The conditions each side is proposing remain sealed, but both sides have given a preview of their differences, which include the number of times Hinckley might be required to attend various treatments. Kennedy said the government is proposing about three dozen conditions, including that Hinckley wear an ankle bracelet, while the hospital suggested 19 conditions.
Hinckley, who turns 60 next month, was 25 when a jury found him not guilty by reason of insanity in the shooting, which also seriously wounded Press Secretary James Brady and two others. He has lived at St. Elizabeths ever since, but for a dozen years now he has been allowed increasing amounts of freedom with the purpose of reintegrating him into society.
U.S. District Judge Paul L. Friedman first agreed in 2003 that he could have day visits in the Washington area, then local overnight visits. Visits with his parents in Williamsburg followed. In late 2013 the judge ordered that he be allowed to spend 17 days a month at the home of his 89-year-old mother, who lives on a golf course in a gated community.

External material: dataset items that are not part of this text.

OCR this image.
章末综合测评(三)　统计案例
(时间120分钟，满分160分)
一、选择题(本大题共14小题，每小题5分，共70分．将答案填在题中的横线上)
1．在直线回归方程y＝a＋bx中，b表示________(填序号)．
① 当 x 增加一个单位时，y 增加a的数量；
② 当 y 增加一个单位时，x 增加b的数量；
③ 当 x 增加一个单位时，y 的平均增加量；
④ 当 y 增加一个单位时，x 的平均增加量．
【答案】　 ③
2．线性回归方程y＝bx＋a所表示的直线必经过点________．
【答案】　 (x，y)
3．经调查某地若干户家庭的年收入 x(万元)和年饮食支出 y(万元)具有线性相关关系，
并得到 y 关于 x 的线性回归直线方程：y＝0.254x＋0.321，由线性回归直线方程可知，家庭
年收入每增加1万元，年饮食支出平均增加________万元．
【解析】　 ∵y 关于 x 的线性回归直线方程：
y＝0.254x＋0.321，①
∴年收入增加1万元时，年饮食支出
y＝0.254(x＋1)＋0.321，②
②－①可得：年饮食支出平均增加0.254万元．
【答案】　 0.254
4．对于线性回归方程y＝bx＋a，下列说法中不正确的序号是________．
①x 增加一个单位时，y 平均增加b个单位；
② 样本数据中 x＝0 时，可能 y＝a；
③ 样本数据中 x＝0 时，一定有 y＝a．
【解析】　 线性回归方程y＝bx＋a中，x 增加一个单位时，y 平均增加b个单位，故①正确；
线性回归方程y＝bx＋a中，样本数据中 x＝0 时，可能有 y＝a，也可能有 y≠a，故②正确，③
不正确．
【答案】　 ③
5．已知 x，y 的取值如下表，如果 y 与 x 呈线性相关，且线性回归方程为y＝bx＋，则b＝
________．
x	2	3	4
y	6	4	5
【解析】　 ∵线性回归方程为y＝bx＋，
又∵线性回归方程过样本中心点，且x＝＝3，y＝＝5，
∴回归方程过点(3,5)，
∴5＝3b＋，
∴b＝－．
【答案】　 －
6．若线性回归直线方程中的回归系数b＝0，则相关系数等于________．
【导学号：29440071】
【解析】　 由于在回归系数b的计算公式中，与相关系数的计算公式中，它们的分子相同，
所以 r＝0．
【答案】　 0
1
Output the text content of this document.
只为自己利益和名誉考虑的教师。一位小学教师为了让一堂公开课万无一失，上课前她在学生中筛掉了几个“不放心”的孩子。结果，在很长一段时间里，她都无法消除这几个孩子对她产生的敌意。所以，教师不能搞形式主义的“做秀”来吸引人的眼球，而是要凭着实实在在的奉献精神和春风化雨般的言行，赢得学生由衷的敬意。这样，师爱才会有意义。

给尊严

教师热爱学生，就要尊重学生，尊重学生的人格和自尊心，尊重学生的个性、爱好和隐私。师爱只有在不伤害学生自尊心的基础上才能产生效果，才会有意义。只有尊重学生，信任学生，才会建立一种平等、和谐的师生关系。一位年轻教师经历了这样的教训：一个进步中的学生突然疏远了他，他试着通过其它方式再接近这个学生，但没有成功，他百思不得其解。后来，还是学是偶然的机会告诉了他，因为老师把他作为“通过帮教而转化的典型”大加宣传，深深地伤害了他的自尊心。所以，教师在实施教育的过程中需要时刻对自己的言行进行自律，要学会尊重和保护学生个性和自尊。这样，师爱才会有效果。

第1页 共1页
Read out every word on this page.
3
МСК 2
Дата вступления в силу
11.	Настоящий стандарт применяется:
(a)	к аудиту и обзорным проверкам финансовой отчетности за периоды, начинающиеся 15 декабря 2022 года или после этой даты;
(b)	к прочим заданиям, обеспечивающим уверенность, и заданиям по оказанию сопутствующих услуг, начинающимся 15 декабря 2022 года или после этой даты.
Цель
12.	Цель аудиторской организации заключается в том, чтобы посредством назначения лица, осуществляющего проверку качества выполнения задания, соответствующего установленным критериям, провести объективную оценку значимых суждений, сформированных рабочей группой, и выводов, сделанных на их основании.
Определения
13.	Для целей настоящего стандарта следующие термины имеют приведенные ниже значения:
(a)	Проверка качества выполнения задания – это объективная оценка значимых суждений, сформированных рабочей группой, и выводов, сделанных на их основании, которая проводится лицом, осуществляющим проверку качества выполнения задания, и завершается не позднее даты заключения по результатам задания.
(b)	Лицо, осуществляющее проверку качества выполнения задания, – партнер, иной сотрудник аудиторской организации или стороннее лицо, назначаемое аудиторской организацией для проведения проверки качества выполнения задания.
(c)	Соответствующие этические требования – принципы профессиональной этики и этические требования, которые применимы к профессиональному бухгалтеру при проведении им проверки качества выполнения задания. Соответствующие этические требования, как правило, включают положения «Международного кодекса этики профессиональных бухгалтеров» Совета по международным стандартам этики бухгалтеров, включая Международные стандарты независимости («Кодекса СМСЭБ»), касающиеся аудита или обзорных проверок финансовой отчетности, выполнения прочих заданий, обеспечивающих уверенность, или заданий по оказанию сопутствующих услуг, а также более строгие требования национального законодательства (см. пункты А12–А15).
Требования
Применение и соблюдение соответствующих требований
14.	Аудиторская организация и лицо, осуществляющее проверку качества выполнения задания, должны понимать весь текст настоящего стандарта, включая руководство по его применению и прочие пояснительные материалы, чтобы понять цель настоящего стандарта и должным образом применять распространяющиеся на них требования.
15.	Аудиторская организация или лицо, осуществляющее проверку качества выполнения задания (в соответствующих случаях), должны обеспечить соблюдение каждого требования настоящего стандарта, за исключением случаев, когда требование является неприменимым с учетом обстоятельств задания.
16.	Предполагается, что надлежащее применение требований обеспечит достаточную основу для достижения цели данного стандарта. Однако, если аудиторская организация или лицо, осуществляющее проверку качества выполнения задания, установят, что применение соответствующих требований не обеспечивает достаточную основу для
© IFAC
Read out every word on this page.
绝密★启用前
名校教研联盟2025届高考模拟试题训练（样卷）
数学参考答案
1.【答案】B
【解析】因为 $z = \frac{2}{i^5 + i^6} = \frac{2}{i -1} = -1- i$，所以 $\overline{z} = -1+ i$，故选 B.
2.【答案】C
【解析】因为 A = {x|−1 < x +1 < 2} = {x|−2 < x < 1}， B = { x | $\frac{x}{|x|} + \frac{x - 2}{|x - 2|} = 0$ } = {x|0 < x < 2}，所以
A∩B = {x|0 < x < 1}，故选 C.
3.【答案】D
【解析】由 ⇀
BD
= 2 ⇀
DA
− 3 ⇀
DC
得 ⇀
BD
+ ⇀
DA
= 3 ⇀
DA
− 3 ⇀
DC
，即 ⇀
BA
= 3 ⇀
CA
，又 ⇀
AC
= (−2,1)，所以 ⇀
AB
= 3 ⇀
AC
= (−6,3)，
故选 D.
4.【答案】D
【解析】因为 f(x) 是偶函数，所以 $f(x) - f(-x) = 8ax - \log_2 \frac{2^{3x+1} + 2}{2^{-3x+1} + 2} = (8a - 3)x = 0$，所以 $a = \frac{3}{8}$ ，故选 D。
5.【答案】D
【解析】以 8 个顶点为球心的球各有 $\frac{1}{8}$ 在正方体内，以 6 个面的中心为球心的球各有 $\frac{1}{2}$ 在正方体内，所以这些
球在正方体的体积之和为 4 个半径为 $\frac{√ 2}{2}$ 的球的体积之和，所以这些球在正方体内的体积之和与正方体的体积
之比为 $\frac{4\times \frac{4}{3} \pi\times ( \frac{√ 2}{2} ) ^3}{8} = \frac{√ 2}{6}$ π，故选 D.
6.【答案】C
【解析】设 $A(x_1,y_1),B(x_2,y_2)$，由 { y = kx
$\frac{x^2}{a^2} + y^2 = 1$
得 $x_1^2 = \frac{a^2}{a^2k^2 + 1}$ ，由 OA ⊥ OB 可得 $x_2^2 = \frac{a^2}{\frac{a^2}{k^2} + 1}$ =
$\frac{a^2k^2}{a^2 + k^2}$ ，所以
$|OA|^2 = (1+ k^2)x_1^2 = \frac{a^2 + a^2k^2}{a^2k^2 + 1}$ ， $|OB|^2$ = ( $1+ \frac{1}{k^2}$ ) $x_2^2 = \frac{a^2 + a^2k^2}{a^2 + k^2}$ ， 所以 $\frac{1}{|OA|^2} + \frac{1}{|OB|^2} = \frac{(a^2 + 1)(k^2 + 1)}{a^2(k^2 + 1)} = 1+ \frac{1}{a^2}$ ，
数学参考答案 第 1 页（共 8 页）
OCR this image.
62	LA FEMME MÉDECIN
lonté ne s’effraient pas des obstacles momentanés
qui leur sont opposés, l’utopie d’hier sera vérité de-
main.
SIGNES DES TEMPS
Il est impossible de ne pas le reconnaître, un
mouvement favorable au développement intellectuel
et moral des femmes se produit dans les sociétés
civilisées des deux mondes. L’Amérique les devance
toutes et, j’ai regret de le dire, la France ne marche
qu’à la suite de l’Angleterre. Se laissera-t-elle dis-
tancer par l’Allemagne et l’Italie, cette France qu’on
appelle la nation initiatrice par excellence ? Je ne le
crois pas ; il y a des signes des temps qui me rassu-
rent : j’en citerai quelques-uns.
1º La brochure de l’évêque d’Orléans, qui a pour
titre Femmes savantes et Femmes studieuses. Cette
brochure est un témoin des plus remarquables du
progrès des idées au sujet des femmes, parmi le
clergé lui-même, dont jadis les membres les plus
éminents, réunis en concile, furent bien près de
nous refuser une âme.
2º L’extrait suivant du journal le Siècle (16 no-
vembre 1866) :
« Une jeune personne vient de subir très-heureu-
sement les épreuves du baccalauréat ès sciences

During Wednesday's hearing, the judge was told Hinckley has stayed busy during those visits. He's been doing ground maintenance at a church and has developed a new interest in photography in addition to painting and writing music.
The hospital's proposed conditions include some Hinckley already complies with while in Williamsburg like carrying a GPS-enabled cellphone and attending individual and group therapies. The U.S. Secret Service also keeps watch on Hinckley now and then, but that's not a condition of his release.